Written by CorpsAfrica/Ghana Volunteer Mr. Victor Annani Togborlo
It was an ineffable nostalgia when I entered the KG2 classroom. At the same time though, I couldn’t help feeling slightly wistful about a congested class of 45 young holy souls being taught by Miss B alone. Memories of my early days in school were flickering through my mind as I gazed at these young ones doing exactly what we did back in the day – going under the desks, disrupting class, frequent movements, etc. I sure was one of the most vivacious kids who bothered my KG teacher the most and so I smiled as Sampson’s name was mentioned too many times to put him in order. He was the zestiest.
This was only my third day in the South Dayi District and Kpeve Model Basic School was my first school visited in my attempt to integrate into the District for a volunteer experience that will span over the next few months.
In a short conversation with the class teacher, she mentioned the obvious congestion in the class as the most pressing challenge. To most people reading this, it will appear counterintuitive to say the congestion in the class is not a result of an inadequate number of teachers. The reality however is that the District Education Directorate had assured the school of posting new teachers to them if the school’s management ever made a request. The actual challenge – the lack of classroom space.
In a dialogue with the assistant head teacher, Stephen, I was awed by the achievements of the school over the past few years at both the regional and national levels. A national best teacher award (kindergarten category) won by the current headmistress, a national best student (Basic School category), first runner up of the national GH4stem Juneos challenge, and many more.

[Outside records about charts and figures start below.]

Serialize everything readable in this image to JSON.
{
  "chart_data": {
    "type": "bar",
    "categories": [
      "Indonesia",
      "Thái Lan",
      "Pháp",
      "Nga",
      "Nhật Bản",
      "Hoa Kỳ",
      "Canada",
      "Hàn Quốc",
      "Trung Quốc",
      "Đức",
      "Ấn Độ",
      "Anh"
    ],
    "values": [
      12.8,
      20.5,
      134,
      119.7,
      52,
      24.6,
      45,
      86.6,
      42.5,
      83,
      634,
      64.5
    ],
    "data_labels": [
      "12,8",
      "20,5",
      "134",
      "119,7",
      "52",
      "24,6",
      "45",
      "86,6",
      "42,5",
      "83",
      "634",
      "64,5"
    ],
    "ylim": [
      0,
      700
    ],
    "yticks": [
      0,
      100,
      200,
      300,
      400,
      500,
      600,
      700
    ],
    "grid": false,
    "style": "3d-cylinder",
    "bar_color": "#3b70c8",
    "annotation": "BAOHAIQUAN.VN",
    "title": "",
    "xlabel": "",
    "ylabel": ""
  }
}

The story of the school’s exploits in the GH4Stem Juneos challenge was intriguing. Mawumenyo, the son of a fisher, who represented the school designed an artificial fish to serve as a pirate detector to give cell phone alerts to fishers like his dad whenever illegal fishers intruded on their area. Check it out here: https://fb.watch/ib-_SgFcOt/. Stunning right?
And to imagine that this is an invention of a basic school student whose school has no science practical equipment, let alone a science laboratory, only begs one question – what if these young ones experience an education where suitable teaching and learning materials/equipment exist?
Among the challenges Stephen mentioned are computers for their computer lab, a library, science practical equipment, and above all, a classroom block to reduce the congestion as some classes are currently over 70 students.
Are you an education enthusiast?
Do you care about the quality of the human resources of Ghana’s future?
Do you fantasize about a moment when our young ones are globally competitive in technology, medicine, engineering, etc.?
If your answer is “yes” to any of these questions, then avert your mind to the typical Ghanaian classroom in the underserved schools and if you have the wherewithal to support any school, don’t relent.
Guess what is on my mind concerning these challenges.
A community-led development approach, the CorpsAfrica development style.